Required Packages

library(tidyverse)       # dplyr, ggplot2, stringr
library(tidytext)        # unnest_tokens for n-grams
library(quanteda)        # fast corpus & tokenisation
library(quanteda.textstats) # textstat_frequency
library(stringi)         # string statistics
library(knitr)           # kable tables
library(scales)          # axis formatting
library(wordcloud)       # word cloud
library(RColorBrewer)    # colour palettes

Introduction

This milestone report is part of the Johns Hopkins Data Science Capstone project in partnership with SwiftKey. The ultimate goal is to build a predictive text application - similar to the autocomplete feature on a smartphone keyboard - that suggests the next word a user is likely to type.

This report covers:

Successful loading of the raw SwiftKey corpus
Basic summary statistics (line counts, word counts, file sizes)
Exploratory analysis with visualisations (word and n-gram frequencies)
Key findings from the data
An outline of the planned prediction algorithm and Shiny app

Data Loading

The dataset provided is a corpus of English text collected from three sources: blogs, news articles, and Twitter.
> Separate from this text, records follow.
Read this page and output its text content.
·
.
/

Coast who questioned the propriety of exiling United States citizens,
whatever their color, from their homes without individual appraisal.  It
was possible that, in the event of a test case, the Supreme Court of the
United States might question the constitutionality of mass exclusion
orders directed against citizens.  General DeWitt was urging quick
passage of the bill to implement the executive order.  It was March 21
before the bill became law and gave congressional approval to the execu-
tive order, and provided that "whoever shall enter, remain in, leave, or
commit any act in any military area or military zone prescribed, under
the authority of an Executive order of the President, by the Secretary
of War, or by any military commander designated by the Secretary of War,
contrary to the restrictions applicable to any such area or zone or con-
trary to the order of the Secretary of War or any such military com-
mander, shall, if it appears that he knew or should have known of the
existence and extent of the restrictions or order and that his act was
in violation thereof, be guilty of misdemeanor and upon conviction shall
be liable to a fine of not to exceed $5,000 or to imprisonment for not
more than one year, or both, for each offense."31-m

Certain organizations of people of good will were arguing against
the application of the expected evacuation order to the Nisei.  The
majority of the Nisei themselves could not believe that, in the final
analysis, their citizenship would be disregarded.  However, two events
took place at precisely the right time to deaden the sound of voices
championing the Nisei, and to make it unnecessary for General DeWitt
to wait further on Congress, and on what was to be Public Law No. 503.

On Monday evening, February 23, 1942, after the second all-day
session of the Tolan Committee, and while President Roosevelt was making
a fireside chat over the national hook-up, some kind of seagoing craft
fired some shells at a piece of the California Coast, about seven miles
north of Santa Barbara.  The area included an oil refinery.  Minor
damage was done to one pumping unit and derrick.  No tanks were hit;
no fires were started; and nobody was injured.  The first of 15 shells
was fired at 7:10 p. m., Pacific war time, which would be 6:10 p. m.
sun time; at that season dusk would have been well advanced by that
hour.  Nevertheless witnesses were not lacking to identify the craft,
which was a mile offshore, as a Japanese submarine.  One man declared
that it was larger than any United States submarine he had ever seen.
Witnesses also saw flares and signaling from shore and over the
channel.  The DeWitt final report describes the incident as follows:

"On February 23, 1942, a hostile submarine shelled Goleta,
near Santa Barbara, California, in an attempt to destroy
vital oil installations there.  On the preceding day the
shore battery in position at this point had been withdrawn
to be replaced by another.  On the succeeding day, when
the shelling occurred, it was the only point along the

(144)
The raw files are large, so we load them carefully and work with a random sample for exploratory analysis.

blogs_path   <- "C:/Users/anam.shaikh/OneDrive - YouGov Services Limited/R Training/Statistics Training/en_US.blogs.txt"
news_path    <- "C:/Users/anam.shaikh/OneDrive - YouGov Services Limited/R Training/Statistics Training/en_US.news.txt"
twitter_path <- "C:/Users/anam.shaikh/OneDrive - YouGov Services Limited/R Training/Statistics Training/en_US.twitter.txt"

blogs   <- readLines(blogs_path,   encoding = "UTF-8", skipNul = TRUE)
news    <- readLines(news_path,    encoding = "UTF-8", skipNul = TRUE)
twitter <- readLines(twitter_path, encoding = "UTF-8", skipNul = TRUE)
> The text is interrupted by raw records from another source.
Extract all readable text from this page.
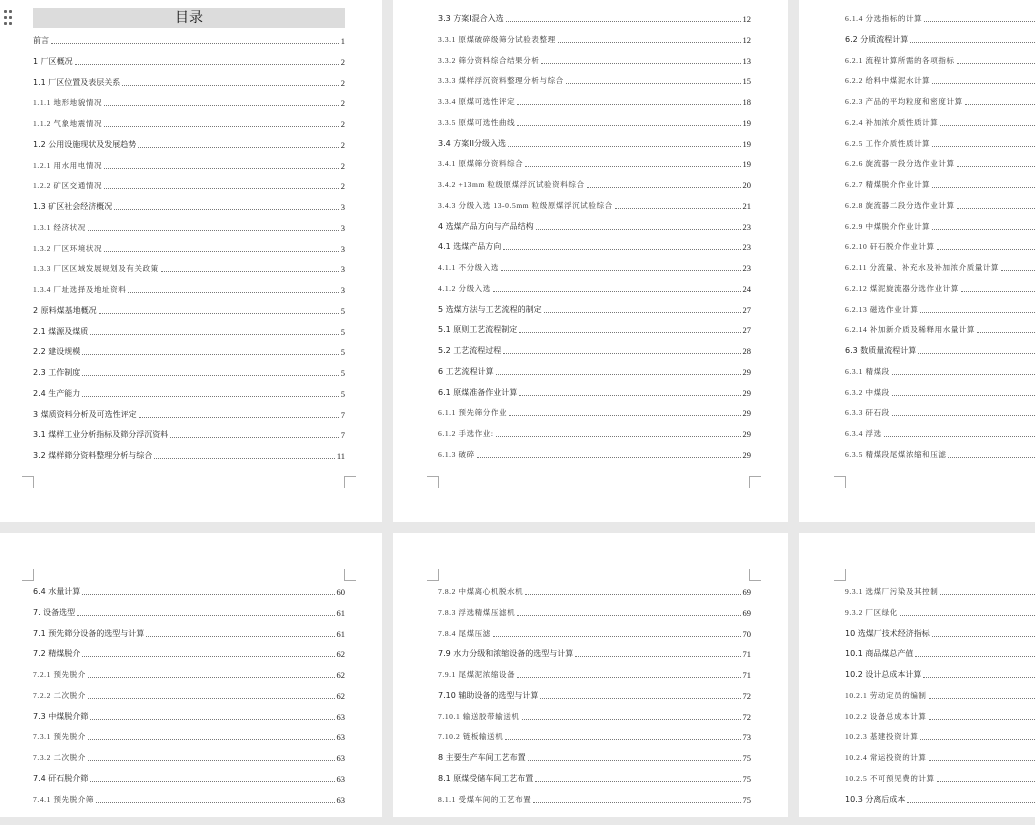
目录
前言	1
1 厂区概况	2
1.1 厂区位置及表层关系	2
1.1.1 地形地貌情况	2
1.1.2 气象地震情况	2
1.2 公用设施现状及发展趋势	2
1.2.1 用水用电情况	2
1.2.2 矿区交通情况	2
1.3 矿区社会经济概况	3
1.3.1 经济状况	3
1.3.2 厂区环境状况	3
1.3.3 厂区区域发展规划及有关政策	3
1.3.4 厂址选择及地址资料	3
2 原料煤基地概况	5
2.1 煤源及煤质	5
2.2 建设规模	5
2.3 工作制度	5
2.4 生产能力	5
3 煤质资料分析及可选性评定	7
3.1 煤样工业分析指标及筛分浮沉资料	7
3.2 煤样筛分资料整理分析与综合	11
3.3 方案I混合入选	12
3.3.1 原煤破碎级筛分试验表整理	12
3.3.2 筛分资料综合结果分析	13
3.3.3 煤样浮沉资料整理分析与综合	15
3.3.4 原煤可选性评定	18
3.3.5 原煤可选性曲线	19
3.4 方案II分级入选	19
3.4.1 原煤筛分资料综合	19
3.4.2 +13mm 粒级原煤浮沉试验资料综合	20
3.4.3 分级入选 13-0.5mm 粒级原煤浮沉试验综合	21
4 选煤产品方向与产品结构	23
4.1 选煤产品方向	23
4.1.1 不分级入选	23
4.1.2 分级入选	24
5 选煤方法与工艺流程的制定	27
5.1 原则工艺流程制定	27
5.2 工艺流程过程	28
6 工艺流程计算	29
6.1 原煤准备作业计算	29
6.1.1 预先筛分作业	29
6.1.2 手选作业:	29
6.1.3 破碎	29
6.1.4 分选指标的计算
6.2 分质流程计算
6.2.1 流程计算所需的各项指标
6.2.2 给料中煤泥水计算
6.2.3 产品的平均粒度和密度计算
6.2.4 补加浓介质性质计算
6.2.5 工作介质性质计算
6.2.6 旋流器一段分选作业计算
6.2.7 精煤脱介作业计算
6.2.8 旋流器二段分选作业计算
6.2.9 中煤脱介作业计算
6.2.10 矸石脱介作业计算
6.2.11 分流量、补充水及补加浓介质量计算
6.2.12 煤泥旋流器分选作业计算
6.2.13 磁选作业计算
6.2.14 补加新介质及稀释用水量计算
6.3 数质量流程计算
6.3.1 精煤段
6.3.2 中煤段
6.3.3 矸石段
6.3.4 浮选
6.3.5 精煤段尾煤浓缩和压滤
6.4 水量计算	60
7. 设备选型	61
7.1 预先筛分设备的选型与计算	61
7.2 精煤脱介	62
7.2.1 预先脱介	62
7.2.2 二次脱介	62
7.3 中煤脱介筛	63
7.3.1 预先脱介	63
7.3.2 二次脱介	63
7.4 矸石脱介筛	63
7.4.1 预先脱介筛	63
7.8.2 中煤离心机脱水机	69
7.8.3 浮选精煤压滤机	69
7.8.4 尾煤压滤	70
7.9 水力分级和浓缩设备的选型与计算	71
7.9.1 尾煤泥浓缩设备	71
7.10 辅助设备的选型与计算	72
7.10.1 输送胶带输送机	72
7.10.2 链板输送机	73
8 主要生产车间工艺布置	75
8.1 原煤受储车间工艺布置	75
8.1.1 受煤车间的工艺布置	75
9.3.1 选煤厂污染及其控制
9.3.2 厂区绿化
10 选煤厂技术经济指标
10.1 商品煤总产值
10.2 设计总成本计算
10.2.1 劳动定员的编制
10.2.2 设备总成本计算
10.2.3 基建投资计算
10.2.4 常运投资的计算
10.2.5 不可预见费的计算
10.3 分离后成本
cat("Files loaded successfully.\n")

## Files loaded successfully.

cat("Blogs lines   :", length(blogs),   "\n")

## Blogs lines   : 899288

cat("News lines    :", length(news),    "\n")

## News lines    : 1010206

cat("Twitter lines :", length(twitter), "\n")
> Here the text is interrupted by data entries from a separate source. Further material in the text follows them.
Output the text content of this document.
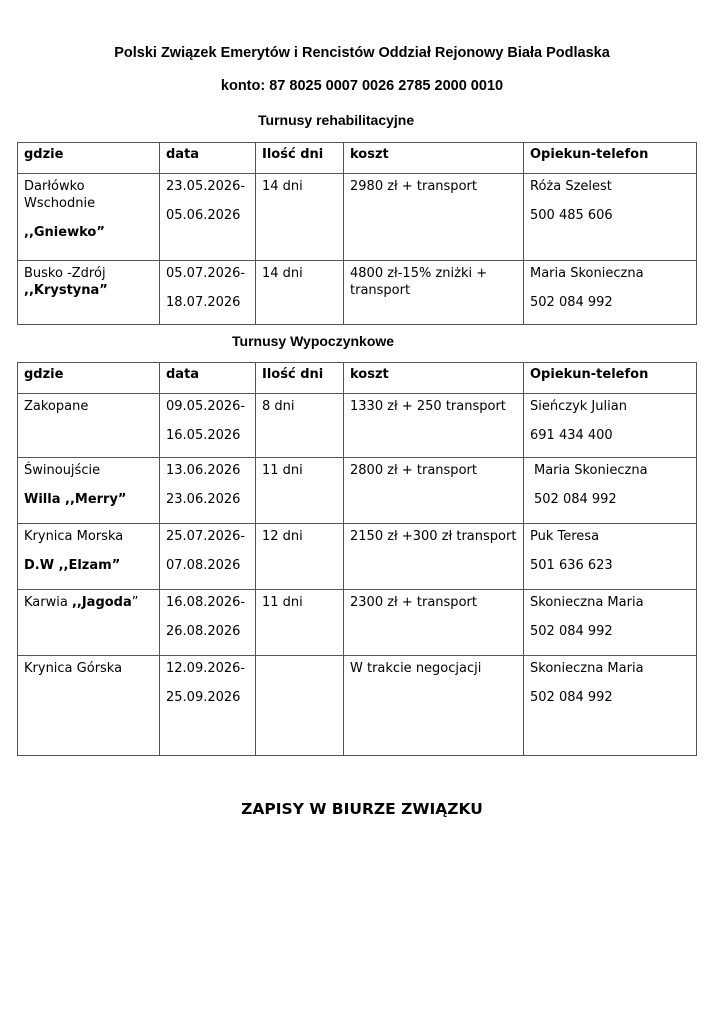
Polski Związek Emerytów i Rencistów Oddział Rejonowy Biała Podlaska
konto: 87 8025 0007 0026 2785 2000 0010
Turnusy rehabilitacyjne
gdzie	data	Ilość dni	koszt	Opiekun-telefon

Darłówko
Wschodnie
,,Gniewko”	23.05.2026-
05.06.2026	14 dni	2980 zł + transport	Róża Szelest
500 485 606

Busko -Zdrój
,,Krystyna”	05.07.2026-
18.07.2026	14 dni	4800 zł-15% zniżki +
transport	Maria Skonieczna
502 084 992
Turnusy Wypoczynkowe
gdzie	data	Ilość dni	koszt	Opiekun-telefon

Zakopane	09.05.2026-
16.05.2026	8 dni	1330 zł + 250 transport	Sieńczyk Julian
691 434 400

Świnoujście
Willa ,,Merry”	13.06.2026
23.06.2026	11 dni	2800 zł + transport	Maria Skonieczna
502 084 992

Krynica Morska
D.W ,,Elzam”	25.07.2026-
07.08.2026	12 dni	2150 zł +300 zł transport	Puk Teresa
501 636 623

Karwia ,,Jagoda”	16.08.2026-
26.08.2026	11 dni	2300 zł + transport	Skonieczna Maria
502 084 992

Krynica Górska	12.09.2026-
25.09.2026		W trakcie negocjacji	Skonieczna Maria
502 084 992
ZAPISY W BIURZE ZWIĄZKU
## Twitter lines : 2360148

Basic Summary Statistics

# Word counts
blogs_words   <- sum(stri_count_words(blogs),   na.rm = TRUE)
news_words    <- sum(stri_count_words(news),     na.rm = TRUE)
twitter_words <- sum(stri_count_words(twitter),  na.rm = TRUE)

# Longest line (characters)
blogs_max   <- max(nchar(blogs))
news_max    <- max(nchar(news))
twitter_max <- max(nchar(twitter))

# File sizes on disk (MB)
blogs_size   <- round(file.info(blogs_path)$size   / 1e6, 1)
news_size    <- round(file.info(news_path)$size    / 1e6, 1)
twitter_size <- round(file.info(twitter_path)$size / 1e6, 1)

summary_df <- data.frame(
  Source        = c("Blogs", "News", "Twitter"),
  `File Size (MB)` = c(blogs_size, news_size, twitter_size),
  `Line Count`     = formatC(c(length(blogs), length(news), length(twitter)),
                              format = "d", big.mark = ","),
  `Word Count`     = formatC(c(blogs_words, news_words, twitter_words),
                              format = "d", big.mark = ","),
  `Longest Line`   = formatC(c(blogs_max, news_max, twitter_max),
                              format = "d", big.mark = ","),
  check.names = FALSE
)

kable(summary_df,
      caption = "Table 1: Summary statistics for the three corpus files",
      align   = c("l", "r", "r", "r", "r"))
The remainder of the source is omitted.